Lesson 3 Flashcards
You want to “smooth” the data relationship in a scatter plot. How might you do this?
A best fit trend line is added to the data with an automated least squares regression which takes a data array with wide variability and “smooths” the result to lose clearly and quickly understand the relationship between the variable.
What would be the best tool for analyzing the relationship between two continuos variables?
Scatter plots
If the correlation between two variables is strong, is the relationship deemed to be linear?
Not always. Two variables may have high correlation but exhibit a nonlinear relationship.
How can the coefficient of variation be used to determine appropriate units of comparison for real estate data?
COV = Standard deviation / mean
In combination of various independent and dependent variables the strong relationship between variables would be the ones with the lowest COV, indicating that those variables should be further tested.
You hire a consultant to complete a statistical analysis predicting the need for seniors housing in Langley. In reviewing the results, should you focus on the reliability of the forecast in relation to other benchmark data? Or do you need to examine the consultants interpretation of the underlying data relationships?
Both approaches will be necessary. Data exploration would be necessary to determine the strengths and weaknesses of the statistical analysis. The results may appear reasonable, but end up not adequately supported by the underlying data and analysis.
How could you use visual presentation aids to help a client understand a statistical analysis?
Visual aids such as graphs, provide the opportunity to simplify complex relationships between data variables so that the key messages about the data become clear.
Real estate terminology is very specialized. A variable describing office building class would be what type of data variable? What possible problems might you experience in relying on this building class variable?
The Building Class variable is an example of an “Ordinal” variable. Each class is related to the other and provides an indication of which class is “better” than another, but not any objective indication of how much “better” one class is in relation to another. The problem with ordinal data variables is that they are often based on subjective interpretation.
Do you agree with the following statement: “The goal of exploratory data analysis is to identify and account for every source of variation in data relationships?”
It is often impossible to account for every source variation in the relationship between two or more variables. Procedures have been developed in statistical analysis to identify various sources of variation in the relationship between data variables, but there will usually be some random variation that cannot be explained. Data occurrences that do not follow established data relationships are often described as “outliers”.
You are looking at a histogram with a normal distribution. If some data was removed from. The dataset, resulting in the median being lower than the mean, how do you think the new histogram would look?
The histogram should be skewed to the right, meaning the data is clumped on the left with a long tail extending right of the median and mean. The extent of the “skewness” would depend on the amount of data removed and the resulting impact on the median and mean. The importance of this point is that the mean, by itself, is not a complete measure of central tendency.

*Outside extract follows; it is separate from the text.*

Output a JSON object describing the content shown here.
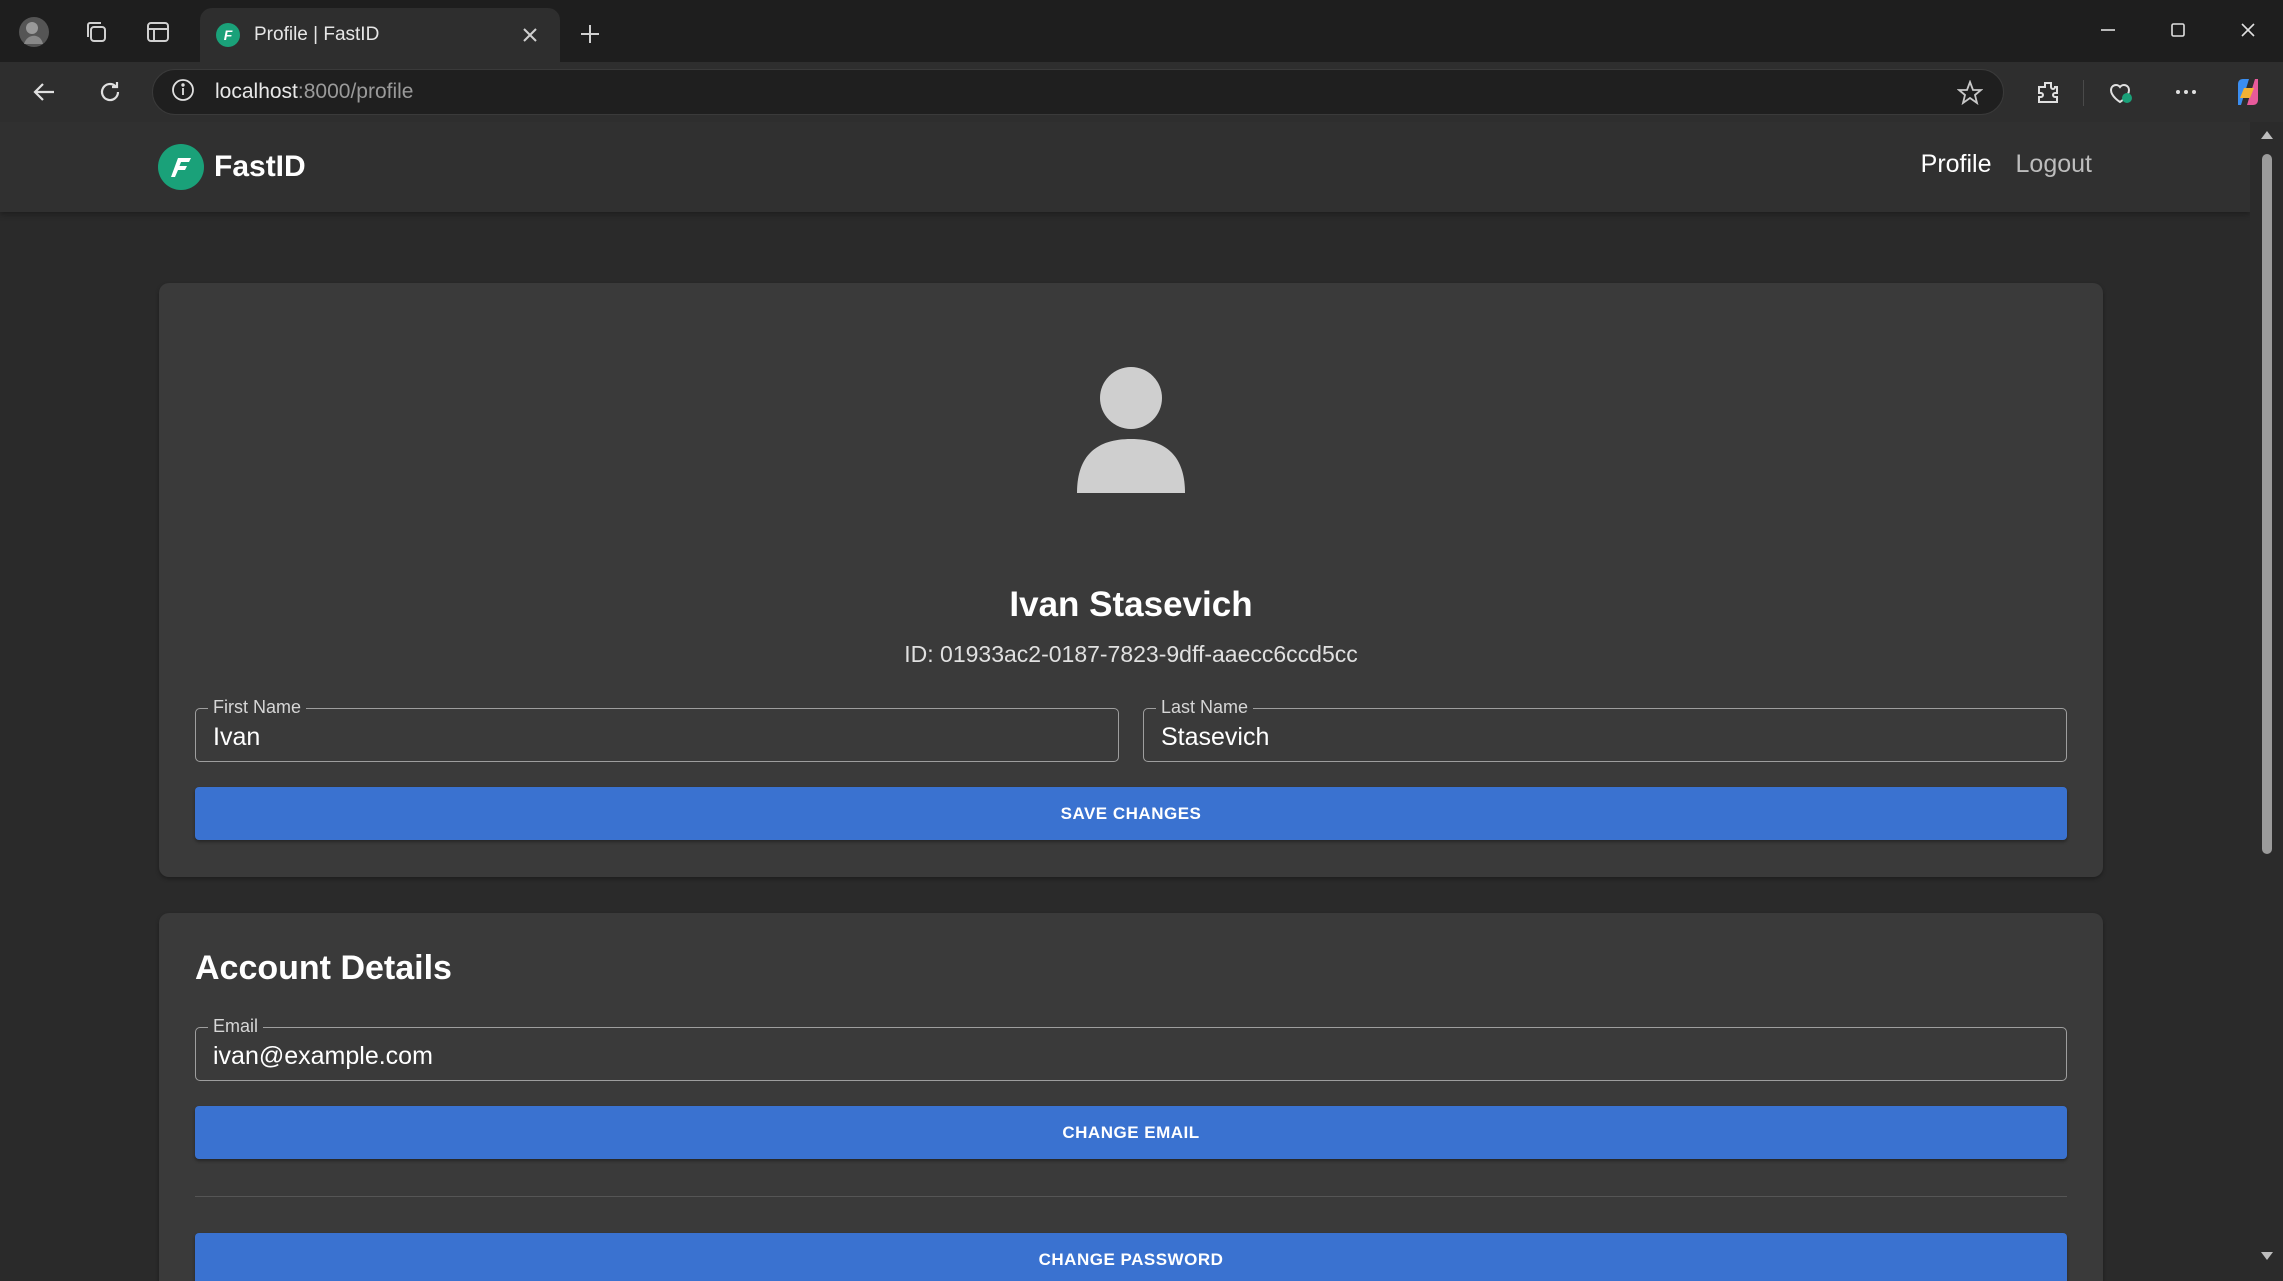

You have a database of recreational lot sales and are forecasting sale price per front foot for a certain size of waterfront lot. How can you account for non-linear data relationships in your forecast?
First, identify the nonlinear data relationships and appropriate units of comparison using data exploration and revelation (graphical analysis). Then convert the data to a linear relationships using logarithms. The data can then be re-tested to determine the strength of the relationship between logarithmic variables. The coefficient for the regression equation (independent variable) represents the exponential relationship between the two variables.

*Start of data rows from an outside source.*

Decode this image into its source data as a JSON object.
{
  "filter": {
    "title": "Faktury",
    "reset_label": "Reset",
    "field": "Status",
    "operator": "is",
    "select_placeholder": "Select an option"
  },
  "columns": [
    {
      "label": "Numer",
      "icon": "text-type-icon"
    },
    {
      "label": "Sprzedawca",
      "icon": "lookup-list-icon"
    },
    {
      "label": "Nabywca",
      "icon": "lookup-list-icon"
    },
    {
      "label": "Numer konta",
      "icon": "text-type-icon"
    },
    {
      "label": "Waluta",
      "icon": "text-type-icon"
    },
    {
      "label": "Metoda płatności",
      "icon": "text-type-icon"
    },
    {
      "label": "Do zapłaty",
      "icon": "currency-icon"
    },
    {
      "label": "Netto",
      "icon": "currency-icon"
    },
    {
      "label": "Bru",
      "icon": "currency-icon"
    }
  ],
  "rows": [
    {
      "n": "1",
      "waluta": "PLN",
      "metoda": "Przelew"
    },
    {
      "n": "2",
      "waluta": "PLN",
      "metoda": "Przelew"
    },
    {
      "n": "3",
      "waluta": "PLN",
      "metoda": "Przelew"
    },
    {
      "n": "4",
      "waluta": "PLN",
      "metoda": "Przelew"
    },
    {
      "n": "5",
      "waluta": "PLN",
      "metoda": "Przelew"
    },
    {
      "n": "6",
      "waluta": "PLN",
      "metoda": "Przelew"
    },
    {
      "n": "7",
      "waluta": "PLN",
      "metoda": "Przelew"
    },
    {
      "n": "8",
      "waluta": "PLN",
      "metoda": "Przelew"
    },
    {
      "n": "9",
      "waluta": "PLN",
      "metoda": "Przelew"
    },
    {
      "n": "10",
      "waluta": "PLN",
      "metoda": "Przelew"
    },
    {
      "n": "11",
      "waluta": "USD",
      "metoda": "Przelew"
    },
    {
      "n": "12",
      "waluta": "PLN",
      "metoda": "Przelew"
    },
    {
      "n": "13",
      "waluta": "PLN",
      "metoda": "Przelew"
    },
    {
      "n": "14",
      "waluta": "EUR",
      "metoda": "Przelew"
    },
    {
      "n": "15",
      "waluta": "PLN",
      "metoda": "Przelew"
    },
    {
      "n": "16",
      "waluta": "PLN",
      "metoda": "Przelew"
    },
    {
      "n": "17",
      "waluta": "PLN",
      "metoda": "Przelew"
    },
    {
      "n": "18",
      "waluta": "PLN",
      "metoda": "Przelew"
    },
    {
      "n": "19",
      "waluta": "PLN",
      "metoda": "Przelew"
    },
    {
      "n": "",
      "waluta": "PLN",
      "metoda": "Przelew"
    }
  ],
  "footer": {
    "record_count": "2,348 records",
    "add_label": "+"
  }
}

Consider three sample datasets drawn from the same population of high-rose condo sales in Vancouver. The datasets include a number of variables: sale price, unit size, floor height, view, and parking. The descriptive statistics for each dataset indicates similar mean and median values for sale price per front foot. What following steps should you take in comparing and analyzing datasets? What should you be attempting to uncover?
Look to see if the data is indeed comparable or if they are desperate markets. Start by graphing each variable to understand its distribution. It is important because the number of statistical measures are based on the assumption that data follows a normal distribution. Outliers and other anomalies will become apparent through scatter plots and histograms. Recoding data and re plotting in a box plot will illustrate patterns in data and the strength of various relationships between data variables. This initial data exploration is critical if later tasks in model building are to be successful. You may be able to combine the datasets if they combine the datasets if the appear to be in the same market.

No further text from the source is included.